Reduced Amygdala Volumes in Adolescents with Autism Spectrum Disorders Parallels Negative Autistic Trait-Amygdala Correlations in Typically Developing Adolescent Males

Background: Previous neuroimaging studies implicate the amygdala as key in the aberrant neural circuitry underlying the social-emotional difficulties experienced by individuals with autism spectrum disorders (ASD).  Abnormal amygdala volumes in ASD have been consistently shown in prior investigations; however, whether there is an amygdala enlargement or reduction is dependent on the age of participants.  In ASD, generally greater amygdala volumes are reported among young children while adolescents and young adults may exhibit reduced amygdala size.  Nevertheless, this amygdala volume reduction during adolescence and young adulthood remains an open question.  Furthermore, it is unclear whether there are subclinical links between normal variation in amygdala volumes and autistic traits among typically developing individuals.  Such a relationship would link the full variability in ASD behavior with the amygdala, as has been done with cortical structures, most prominently superior temporal sulcus (Wallace et al., 2012).

Objectives: The purpose of the current study is to compare amygdala volumes in adolescent and young adult males with ASD versus matched typically developing (TD) males and to assess the link between amygdala volumes and self-rated autistic traits in the TD group.

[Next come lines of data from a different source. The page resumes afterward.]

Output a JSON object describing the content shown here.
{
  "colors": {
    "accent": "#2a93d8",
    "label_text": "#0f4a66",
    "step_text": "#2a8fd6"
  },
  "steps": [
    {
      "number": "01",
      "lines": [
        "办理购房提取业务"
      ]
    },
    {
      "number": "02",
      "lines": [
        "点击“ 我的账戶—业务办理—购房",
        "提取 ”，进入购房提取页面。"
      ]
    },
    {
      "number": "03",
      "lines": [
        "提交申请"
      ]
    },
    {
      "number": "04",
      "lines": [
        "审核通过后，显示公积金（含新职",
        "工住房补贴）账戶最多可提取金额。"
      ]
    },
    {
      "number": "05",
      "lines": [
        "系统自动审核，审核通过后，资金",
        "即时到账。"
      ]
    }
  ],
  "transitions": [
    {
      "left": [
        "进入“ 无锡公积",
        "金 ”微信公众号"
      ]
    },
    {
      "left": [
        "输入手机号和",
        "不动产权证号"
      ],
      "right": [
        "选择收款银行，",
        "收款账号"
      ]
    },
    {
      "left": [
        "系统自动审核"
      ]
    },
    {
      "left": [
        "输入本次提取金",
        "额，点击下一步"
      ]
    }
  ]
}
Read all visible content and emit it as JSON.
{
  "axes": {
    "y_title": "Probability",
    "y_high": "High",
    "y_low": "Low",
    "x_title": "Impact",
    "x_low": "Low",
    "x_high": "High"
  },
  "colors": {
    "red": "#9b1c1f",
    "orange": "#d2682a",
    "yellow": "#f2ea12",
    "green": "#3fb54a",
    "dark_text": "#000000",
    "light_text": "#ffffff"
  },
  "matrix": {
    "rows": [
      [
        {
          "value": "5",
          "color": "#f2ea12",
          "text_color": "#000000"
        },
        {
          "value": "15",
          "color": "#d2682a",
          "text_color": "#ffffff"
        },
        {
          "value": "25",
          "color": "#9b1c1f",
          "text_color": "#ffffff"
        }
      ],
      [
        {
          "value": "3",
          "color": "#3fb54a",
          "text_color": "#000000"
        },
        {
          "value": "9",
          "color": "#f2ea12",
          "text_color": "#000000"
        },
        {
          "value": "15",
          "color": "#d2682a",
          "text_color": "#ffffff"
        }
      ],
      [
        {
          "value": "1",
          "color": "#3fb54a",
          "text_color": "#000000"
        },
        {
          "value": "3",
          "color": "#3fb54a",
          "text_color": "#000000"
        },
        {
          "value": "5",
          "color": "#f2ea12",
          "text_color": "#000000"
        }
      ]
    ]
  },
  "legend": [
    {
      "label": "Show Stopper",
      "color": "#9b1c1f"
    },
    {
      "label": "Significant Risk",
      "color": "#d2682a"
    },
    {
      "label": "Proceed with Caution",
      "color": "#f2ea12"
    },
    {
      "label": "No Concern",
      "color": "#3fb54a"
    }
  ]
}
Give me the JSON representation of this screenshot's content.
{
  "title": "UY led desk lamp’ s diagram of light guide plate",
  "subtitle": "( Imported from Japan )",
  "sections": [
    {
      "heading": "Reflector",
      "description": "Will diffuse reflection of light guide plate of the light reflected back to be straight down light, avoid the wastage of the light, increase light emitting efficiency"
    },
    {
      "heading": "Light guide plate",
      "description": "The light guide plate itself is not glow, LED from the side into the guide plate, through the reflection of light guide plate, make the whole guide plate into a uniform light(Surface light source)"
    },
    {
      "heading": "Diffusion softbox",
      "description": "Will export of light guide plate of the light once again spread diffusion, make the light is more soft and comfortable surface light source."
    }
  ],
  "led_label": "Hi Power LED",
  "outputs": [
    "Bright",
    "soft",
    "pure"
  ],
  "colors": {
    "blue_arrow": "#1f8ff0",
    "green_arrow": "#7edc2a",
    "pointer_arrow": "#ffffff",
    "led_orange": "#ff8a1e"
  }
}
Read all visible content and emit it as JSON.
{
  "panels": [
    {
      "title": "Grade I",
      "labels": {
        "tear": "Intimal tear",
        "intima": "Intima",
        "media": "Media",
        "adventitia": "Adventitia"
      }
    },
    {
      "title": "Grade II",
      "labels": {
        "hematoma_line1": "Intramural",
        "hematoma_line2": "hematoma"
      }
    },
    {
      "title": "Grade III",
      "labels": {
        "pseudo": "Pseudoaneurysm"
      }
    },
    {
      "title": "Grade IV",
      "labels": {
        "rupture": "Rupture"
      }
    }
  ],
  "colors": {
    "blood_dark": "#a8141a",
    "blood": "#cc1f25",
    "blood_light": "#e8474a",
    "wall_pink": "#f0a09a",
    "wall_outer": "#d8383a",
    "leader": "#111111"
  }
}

Methods: 41 males with ASD (diagnosed using DSM-IV criteria and the ADI/ADOS) and 40 TD males provided high-resolution 3 Tesla anatomic magnetic resonance imaging scans.  Groups were matched on age (ASD mean=16.75 +/- 2.84; TD mean=17.04 +/- 2.73) and IQ (ASD mean=113.27 +/- 15.09; TD mean=114.03 +/- 10.74).  The FreeSurfer image analysis suite (version 5.1) was used to derive lateralized volumes for the amygdala.  Self-ratings of autistic traits were obtained within the TD group using the Autism Spectrum Quotient (AQ).

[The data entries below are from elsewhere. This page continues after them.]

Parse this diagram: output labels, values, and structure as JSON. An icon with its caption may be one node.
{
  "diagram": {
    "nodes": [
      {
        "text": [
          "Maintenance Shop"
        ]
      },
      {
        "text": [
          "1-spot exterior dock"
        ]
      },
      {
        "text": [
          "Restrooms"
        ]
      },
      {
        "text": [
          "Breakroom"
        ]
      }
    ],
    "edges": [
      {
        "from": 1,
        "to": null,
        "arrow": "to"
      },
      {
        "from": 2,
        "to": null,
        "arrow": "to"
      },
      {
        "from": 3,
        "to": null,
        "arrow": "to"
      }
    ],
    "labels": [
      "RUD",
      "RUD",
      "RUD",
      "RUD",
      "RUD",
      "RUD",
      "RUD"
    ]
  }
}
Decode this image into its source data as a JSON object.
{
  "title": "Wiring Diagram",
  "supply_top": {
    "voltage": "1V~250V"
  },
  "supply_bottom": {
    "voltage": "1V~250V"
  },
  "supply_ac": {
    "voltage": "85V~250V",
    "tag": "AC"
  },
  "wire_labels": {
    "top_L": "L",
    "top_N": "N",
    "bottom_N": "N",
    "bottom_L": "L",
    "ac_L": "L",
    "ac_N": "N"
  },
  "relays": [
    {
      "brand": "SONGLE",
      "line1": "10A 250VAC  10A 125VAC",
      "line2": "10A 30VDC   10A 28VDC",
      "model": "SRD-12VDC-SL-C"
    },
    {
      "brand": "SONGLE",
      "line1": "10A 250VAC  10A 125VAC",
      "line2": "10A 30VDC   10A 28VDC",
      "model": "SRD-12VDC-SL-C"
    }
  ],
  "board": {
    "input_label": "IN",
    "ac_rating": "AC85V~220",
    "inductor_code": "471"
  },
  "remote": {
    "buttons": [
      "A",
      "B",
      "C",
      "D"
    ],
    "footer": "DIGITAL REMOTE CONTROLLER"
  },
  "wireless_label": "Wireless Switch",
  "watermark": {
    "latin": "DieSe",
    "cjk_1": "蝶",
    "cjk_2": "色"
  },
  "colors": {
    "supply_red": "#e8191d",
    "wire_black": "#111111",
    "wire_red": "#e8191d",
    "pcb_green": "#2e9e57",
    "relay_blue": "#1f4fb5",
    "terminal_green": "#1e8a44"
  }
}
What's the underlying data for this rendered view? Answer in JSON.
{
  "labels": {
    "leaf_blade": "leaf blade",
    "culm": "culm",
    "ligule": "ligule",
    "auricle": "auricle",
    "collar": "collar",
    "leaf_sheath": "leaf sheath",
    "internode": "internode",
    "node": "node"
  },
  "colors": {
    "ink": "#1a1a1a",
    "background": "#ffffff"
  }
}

Results: The amygdala was found to be significantly smaller in adolescent males with ASD as compared to TD males (F=5.18, p<.05), which became a trend effect after controlling for intracranial volume, age, and IQ (F=3.16, p=.08).  This group difference was particularly strong for the right amygdala (F=6.12, p<.05), even after covarying the effects of these nuisance variables (F=4.11, p<.05).  Paralleling this group difference; as self-ratings of autistic traits increased, amygdala size decreased (r=-.55, p<.01) in the TD group, and this association held after partialling intracranial volume, age, and IQ (pr=-.41, p<.05).  This correlation was found on both the left (r=-.55, p<.01) and right (r=-.46, p<.01) sides, though after covariation of the nuisance variables, only the left side remained significant (pr=.42, p<.05), while the right side dropped to trend levels (pr=-.31, p=.08).

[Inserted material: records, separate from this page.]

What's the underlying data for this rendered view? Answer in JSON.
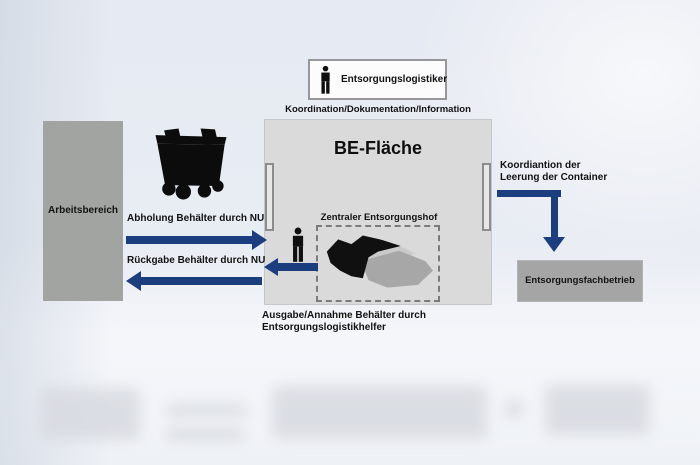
{
  "palette": {
    "arrow_blue": "#1c3d7e",
    "workspace_gray": "#a1a4a1",
    "company_gray": "#a5a5a5",
    "be_area_gray": "#dadada",
    "icon_black": "#0f0f0f"
  },
  "header": {
    "actor_label": "Entsorgungslogistiker",
    "actor_icon": "person-icon",
    "coordination_line": "Koordination/Dokumentation/Information"
  },
  "be_area": {
    "title": "BE-Fläche",
    "yard_label": "Zentraler Entsorgungshof",
    "worker_icon": "person-icon",
    "waste_pile_icon": "waste-pile-graphic",
    "gate_icons": "gate-marker"
  },
  "workspace": {
    "label": "Arbeitsbereich",
    "container_icon": "waste-container-icon",
    "pickup_arrow_label": "Abholung Behälter durch NU",
    "return_arrow_label": "Rückgabe Behälter durch NU"
  },
  "disposal": {
    "coordination_label": [
      "Koordiantion der",
      "Leerung der Container"
    ],
    "company_label": "Entsorgungsfachbetrieb"
  },
  "handover_note": [
    "Ausgabe/Annahme Behälter durch",
    "Entsorgungslogistikhelfer"
  ]
}
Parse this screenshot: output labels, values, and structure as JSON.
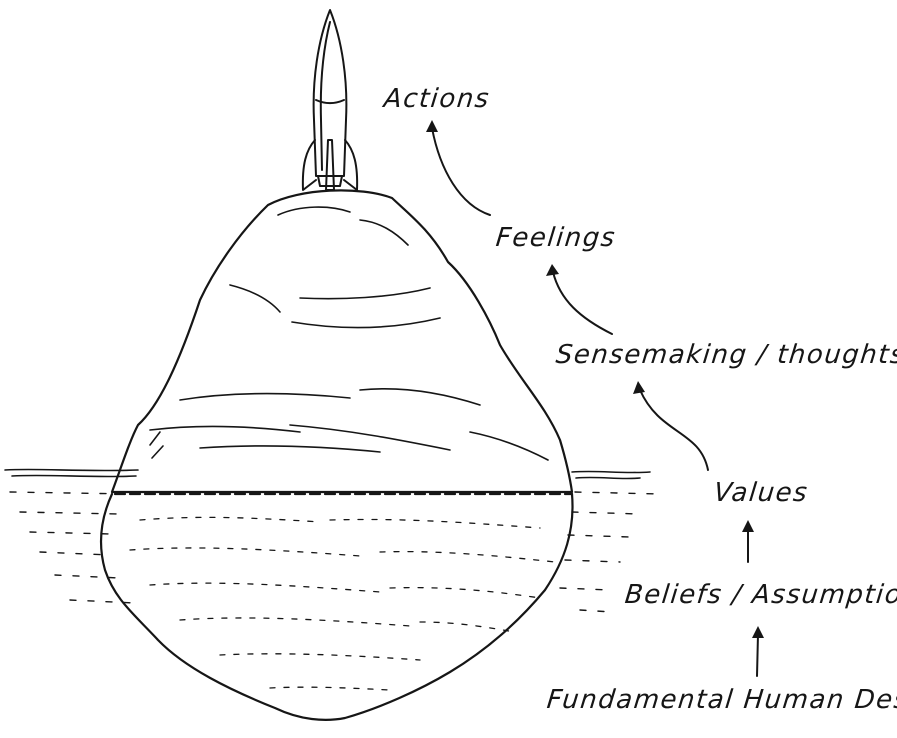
{
  "diagram": {
    "labels": {
      "actions": "Actions",
      "feelings": "Feelings",
      "sensemaking": "Sensemaking / thoughts",
      "values": "Values",
      "beliefs": "Beliefs / Assumptions",
      "desires": "Fundamental Human Desires"
    },
    "icons": [
      "rocket-icon",
      "iceberg",
      "waterline"
    ],
    "colors": {
      "ink": "#161616",
      "background": "#ffffff"
    }
  }
}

Conclusions: The present study showed that amygdala volumes are indeed reduced among adolescents and young adults with ASD (in contrast to the reported enlargement during early childhood).  Extending the literature, we found that as self-ratings of autistic traits increased, amygdala volumes decreased in the TD group.  This pattern is similar to prior cortical (thickness) findings of other key ‘social brain’ structures (e.g., superior temporal sulcus) in TD populations (Wallace et al., 2012).  By showing both ASD group reductions in amygdala volumes and negative correlations between subclinical ASD behavior and amygdala size in the TD group, these findings further implicate the amygdala in the pathophysiology of ASD.